Python as a Tool for Monte Carlo Simulation

Written by Yeng Chang: Yeng

One of my (nerdy) pastimes is to go on the Mathematics Stack Exchange website and answer questions about all sorts of mathematics, ranging from basic algebra to actuarial science to some real analysis and abstract algebra.

I ran into a very interesting question on the Math Stack Exchange website very recently, which can be found here.

Quick summary of the problem that the question posed: imagine you’re a DJ. You have 200 songs available in your repertoire, and 13 people each give you a list of 5 distinct song requests.

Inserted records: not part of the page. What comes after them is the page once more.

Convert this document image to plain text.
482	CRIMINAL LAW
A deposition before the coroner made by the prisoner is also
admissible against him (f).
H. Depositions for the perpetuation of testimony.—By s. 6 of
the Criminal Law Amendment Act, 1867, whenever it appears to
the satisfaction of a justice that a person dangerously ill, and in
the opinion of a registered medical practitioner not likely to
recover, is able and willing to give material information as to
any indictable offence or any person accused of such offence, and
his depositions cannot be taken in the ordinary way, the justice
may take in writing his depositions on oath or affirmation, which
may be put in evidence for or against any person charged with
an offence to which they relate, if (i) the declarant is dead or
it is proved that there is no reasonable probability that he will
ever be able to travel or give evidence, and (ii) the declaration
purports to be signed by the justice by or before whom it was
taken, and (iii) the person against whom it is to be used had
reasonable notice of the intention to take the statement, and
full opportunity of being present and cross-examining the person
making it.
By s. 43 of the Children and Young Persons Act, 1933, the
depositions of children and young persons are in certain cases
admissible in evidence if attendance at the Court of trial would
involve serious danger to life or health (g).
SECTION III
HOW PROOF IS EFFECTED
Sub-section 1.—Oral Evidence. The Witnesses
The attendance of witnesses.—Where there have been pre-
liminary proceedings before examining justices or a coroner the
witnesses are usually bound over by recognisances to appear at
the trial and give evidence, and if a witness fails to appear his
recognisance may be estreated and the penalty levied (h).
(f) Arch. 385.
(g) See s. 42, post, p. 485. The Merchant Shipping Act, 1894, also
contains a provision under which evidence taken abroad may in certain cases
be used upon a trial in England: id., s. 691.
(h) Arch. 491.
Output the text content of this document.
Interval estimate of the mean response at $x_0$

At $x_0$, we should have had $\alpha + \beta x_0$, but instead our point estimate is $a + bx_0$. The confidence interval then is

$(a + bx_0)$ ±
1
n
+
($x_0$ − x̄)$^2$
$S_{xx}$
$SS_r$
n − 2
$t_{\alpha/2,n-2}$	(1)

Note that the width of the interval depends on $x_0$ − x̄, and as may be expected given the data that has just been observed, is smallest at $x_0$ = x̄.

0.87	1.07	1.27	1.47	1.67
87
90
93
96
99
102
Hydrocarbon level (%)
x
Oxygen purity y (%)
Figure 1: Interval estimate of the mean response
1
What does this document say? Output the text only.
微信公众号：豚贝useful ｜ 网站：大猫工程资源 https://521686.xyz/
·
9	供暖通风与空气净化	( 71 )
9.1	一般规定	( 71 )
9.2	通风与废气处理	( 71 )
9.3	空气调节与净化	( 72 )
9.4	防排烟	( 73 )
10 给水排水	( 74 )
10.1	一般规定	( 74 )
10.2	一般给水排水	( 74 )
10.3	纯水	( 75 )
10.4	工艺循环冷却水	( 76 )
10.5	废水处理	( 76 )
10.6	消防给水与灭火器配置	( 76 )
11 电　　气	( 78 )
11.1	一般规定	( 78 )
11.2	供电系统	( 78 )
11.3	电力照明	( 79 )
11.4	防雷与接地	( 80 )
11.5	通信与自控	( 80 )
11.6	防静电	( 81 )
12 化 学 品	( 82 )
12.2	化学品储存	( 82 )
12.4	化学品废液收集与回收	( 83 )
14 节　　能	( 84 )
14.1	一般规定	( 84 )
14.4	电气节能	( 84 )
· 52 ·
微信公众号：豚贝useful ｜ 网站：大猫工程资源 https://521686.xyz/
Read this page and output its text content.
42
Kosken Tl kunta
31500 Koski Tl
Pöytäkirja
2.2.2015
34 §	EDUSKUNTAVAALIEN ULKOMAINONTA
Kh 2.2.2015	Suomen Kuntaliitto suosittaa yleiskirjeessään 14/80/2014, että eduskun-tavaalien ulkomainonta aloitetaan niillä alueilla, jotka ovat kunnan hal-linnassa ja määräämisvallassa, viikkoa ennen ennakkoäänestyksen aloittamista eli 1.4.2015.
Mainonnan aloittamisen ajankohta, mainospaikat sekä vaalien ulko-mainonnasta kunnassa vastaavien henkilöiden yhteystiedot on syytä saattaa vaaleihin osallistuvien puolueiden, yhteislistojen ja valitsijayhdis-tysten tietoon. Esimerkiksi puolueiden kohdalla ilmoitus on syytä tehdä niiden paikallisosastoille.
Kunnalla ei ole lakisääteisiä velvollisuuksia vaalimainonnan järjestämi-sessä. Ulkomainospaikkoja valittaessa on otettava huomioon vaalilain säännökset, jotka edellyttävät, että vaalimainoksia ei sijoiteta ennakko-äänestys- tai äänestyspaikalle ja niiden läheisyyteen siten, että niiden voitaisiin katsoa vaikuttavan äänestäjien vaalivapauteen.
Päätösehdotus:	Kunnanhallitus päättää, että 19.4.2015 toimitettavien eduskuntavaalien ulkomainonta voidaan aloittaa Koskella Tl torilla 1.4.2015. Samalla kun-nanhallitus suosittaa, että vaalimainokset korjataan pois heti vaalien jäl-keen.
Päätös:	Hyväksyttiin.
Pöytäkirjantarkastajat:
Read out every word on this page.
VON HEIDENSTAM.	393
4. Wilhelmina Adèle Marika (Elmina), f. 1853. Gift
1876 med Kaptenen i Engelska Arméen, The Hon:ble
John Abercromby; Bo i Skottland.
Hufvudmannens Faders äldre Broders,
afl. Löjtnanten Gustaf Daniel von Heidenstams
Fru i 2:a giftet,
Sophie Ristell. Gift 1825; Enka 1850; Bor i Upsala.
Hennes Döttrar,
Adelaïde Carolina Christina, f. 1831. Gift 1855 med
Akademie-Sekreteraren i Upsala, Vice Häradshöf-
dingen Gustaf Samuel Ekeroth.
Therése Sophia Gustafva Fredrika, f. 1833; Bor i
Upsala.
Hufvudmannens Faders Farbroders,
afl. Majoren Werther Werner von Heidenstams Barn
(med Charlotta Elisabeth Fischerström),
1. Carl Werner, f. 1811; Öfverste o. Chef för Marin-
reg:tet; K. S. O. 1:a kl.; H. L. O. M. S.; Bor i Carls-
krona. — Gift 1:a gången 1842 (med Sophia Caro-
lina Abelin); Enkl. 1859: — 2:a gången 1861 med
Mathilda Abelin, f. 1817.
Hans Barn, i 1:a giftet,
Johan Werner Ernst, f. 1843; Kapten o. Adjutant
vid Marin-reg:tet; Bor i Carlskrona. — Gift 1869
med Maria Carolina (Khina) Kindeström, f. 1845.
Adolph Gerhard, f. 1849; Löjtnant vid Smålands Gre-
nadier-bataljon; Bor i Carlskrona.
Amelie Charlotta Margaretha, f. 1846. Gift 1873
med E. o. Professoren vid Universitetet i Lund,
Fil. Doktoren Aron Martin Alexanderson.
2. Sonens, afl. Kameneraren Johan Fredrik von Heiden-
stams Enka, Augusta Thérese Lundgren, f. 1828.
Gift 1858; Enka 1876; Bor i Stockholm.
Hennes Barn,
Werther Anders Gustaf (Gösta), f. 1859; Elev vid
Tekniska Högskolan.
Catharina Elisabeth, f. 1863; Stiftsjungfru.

What is the probability that at least 16 songs will be represented twice of the song requests?

My response can be found here. I first tried an “analytic” approach to the problem by assuming that the occurrence of one song being represented twice is independent from other songs being represented twice, and one person’s choice of a song is independent from another person’s of a song. This resulted in a probability that was very close to 0 (around 10-21).

But these assumptions are very implausible. I wasn’t satisfied with that answer.

So my first thought was, okay, let’s try Excel. I tried the following approach: I was going to generate groups of 13 people generating 5 distinct song requests, where each song took on a value from 1 to 200. I tried to do this using “regular” cell coding I found online, so this proved to be a very difficult task, and I gave up on using Excel very quickly. (Maybe if I knew VBA better, the outcome would have been different, but unfortunately, I didn’t.)

Then a light bulb lit in my mind: why don’t I use Python? Python makes it very easy to generate random lists of distinct numbers with its random sample function. To solve this problem, what I did was generate a list of “songs” (that is, the numbers from 1 to 200) for 13 people, put all of these songs into a list, and created another list which generated the frequencies at which these songs occurred. If there were at least 16 songs with a frequency of 2, I added 1 to a counter variable.

I ran this simulation for 100,000 trials and then 1,000,000 trials. The probabilities tended to range at around 1% for 100,000 trials and 0.1% for 1,000,000 trials, so for the purposes of the person asking me this question, the probability was very, very close to 0.

Moral of the story? The more programming you know, the better. You never know when you will need it. I am excited to start my work with Coaching Actuaries in about two weeks, and actually, when I visited Coaching Actuaries in March, I found a need to use Maple to perform some very tedious algebra that would have been too time-consuming manually. Programming is a very valuable skill to have when working with complicated situations.